Norman Sandretzky, 41, wept as he asked for understanding from Snohomish County Superior Court Judge George Appel. The defendant said his actions March 29 were the result of personal problems he’s sought help to address.
“I hope you can see that I’m not a bad person,” he said.
The judge not only ordered Sandretzky behind bars, but also told the defendant he is barred from keeping animals for up to five years.
“This crime was cruel, savage and cowardly,” Appel said.
Prosecutors said Sandretzky called his girlfriend in March and told her that he had killed Bucky, a pit bull. He also said the woman was next, according to court papers.
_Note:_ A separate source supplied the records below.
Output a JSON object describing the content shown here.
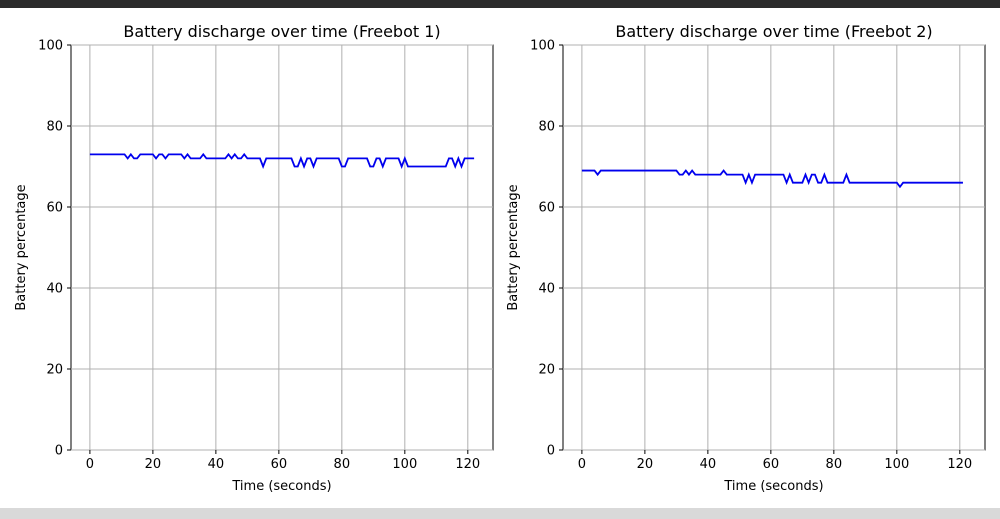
{
  "window": {
    "top_bar_color": "#2b2b2b",
    "bottom_bar_color": "#d9d9d9"
  },
  "chart_data": [
    {
      "type": "line",
      "title": "Battery discharge over time (Freebot 1)",
      "xlabel": "Time (seconds)",
      "ylabel": "Battery percentage",
      "xlim": [
        -6,
        128
      ],
      "ylim": [
        0,
        100
      ],
      "xticks": [
        0,
        20,
        40,
        60,
        80,
        100,
        120
      ],
      "yticks": [
        0,
        20,
        40,
        60,
        80,
        100
      ],
      "grid": true,
      "line_color": "#0000ee",
      "series": [
        {
          "x": [
            0,
            11,
            12,
            13,
            14,
            15,
            16,
            20,
            21,
            22,
            23,
            24,
            25,
            26,
            29,
            30,
            31,
            32,
            35,
            36,
            37,
            43,
            44,
            45,
            46,
            47,
            48,
            49,
            50,
            54,
            55,
            56,
            64,
            65,
            66,
            67,
            68,
            69,
            70,
            71,
            72,
            79,
            80,
            81,
            82,
            88,
            89,
            90,
            91,
            92,
            93,
            94,
            98,
            99,
            100,
            101,
            113,
            114,
            115,
            116,
            117,
            118,
            119,
            122
          ],
          "y": [
            73,
            73,
            72,
            73,
            72,
            72,
            73,
            73,
            72,
            73,
            73,
            72,
            73,
            73,
            73,
            72,
            73,
            72,
            72,
            73,
            72,
            72,
            73,
            72,
            73,
            72,
            72,
            73,
            72,
            72,
            70,
            72,
            72,
            70,
            70,
            72,
            70,
            72,
            72,
            70,
            72,
            72,
            70,
            70,
            72,
            72,
            70,
            70,
            72,
            72,
            70,
            72,
            72,
            70,
            72,
            70,
            70,
            72,
            72,
            70,
            72,
            70,
            72,
            72
          ]
        }
      ]
    },
    {
      "type": "line",
      "title": "Battery discharge over time (Freebot 2)",
      "xlabel": "Time (seconds)",
      "ylabel": "Battery percentage",
      "xlim": [
        -6,
        128
      ],
      "ylim": [
        0,
        100
      ],
      "xticks": [
        0,
        20,
        40,
        60,
        80,
        100,
        120
      ],
      "yticks": [
        0,
        20,
        40,
        60,
        80,
        100
      ],
      "grid": true,
      "line_color": "#0000ee",
      "series": [
        {
          "x": [
            0,
            4,
            5,
            6,
            30,
            31,
            32,
            33,
            34,
            35,
            36,
            37,
            44,
            45,
            46,
            51,
            52,
            53,
            54,
            55,
            64,
            65,
            66,
            67,
            70,
            71,
            72,
            73,
            74,
            75,
            76,
            77,
            78,
            83,
            84,
            85,
            100,
            101,
            102,
            121
          ],
          "y": [
            69,
            69,
            68,
            69,
            69,
            68,
            68,
            69,
            68,
            69,
            68,
            68,
            68,
            69,
            68,
            68,
            66,
            68,
            66,
            68,
            68,
            66,
            68,
            66,
            66,
            68,
            66,
            68,
            68,
            66,
            66,
            68,
            66,
            66,
            68,
            66,
            66,
            65,
            66,
            66
          ]
        }
      ]
    }
  ]
}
A veterinarian later examined the dog’s body and reported the animal had skull fractures and several round holes in his body. A hammer and drill were found near the dog.
Sandretzky in June pleaded guilty to first-degree animal cruelty and attempted telephone harassment.
As part of the agreement, lawyers on both sides of the case said they’d recommend a 90-day jail sentence.
The death was investigated in part by animal-rights advocates. Their involvement both helped and hampered the case, the judge was told.
Deputy prosecutor Paul Stern said it was unlikely Bucky’s death would have been treated as a crime had the advocates not brought evidence of the killing to the attention of authorities. Those who sought justice for the dog were helpful, engaged and respectful, he said.
At the same time, Stern said, the case was complicated by the advocates’ decision to exhume the dog’s body and present it to a veterinarian for a necropsy.
“That creates problems with presenting evidence in court,” Stern said.
Had the case gone to trial, Sandretzky’s attorney “would have had an awful lot of arrows in his quiver” to challenge admission of evidence against his client, Stern said. It was a factor the prosecutor said he had to weigh when considering how best to handle the case.
Sandretzky had a clean record and under the law faced a maximum possible sentence of a year in jail.
On Thursday, more than a dozen people were in the courtroom wearing T-shirts from Pasado’s Safe Haven, an animal-welfare charity from Monroe.
Kim Koon, who described herself as the group’s animal cruelty investigator, asked the judge to send a strong message in sentencing Sandretzky. She also asked that the defendant be barred from keeping animals.
Appel agreed with the latter recommendation, but said Sandretzky can petition in two years to again keep pets.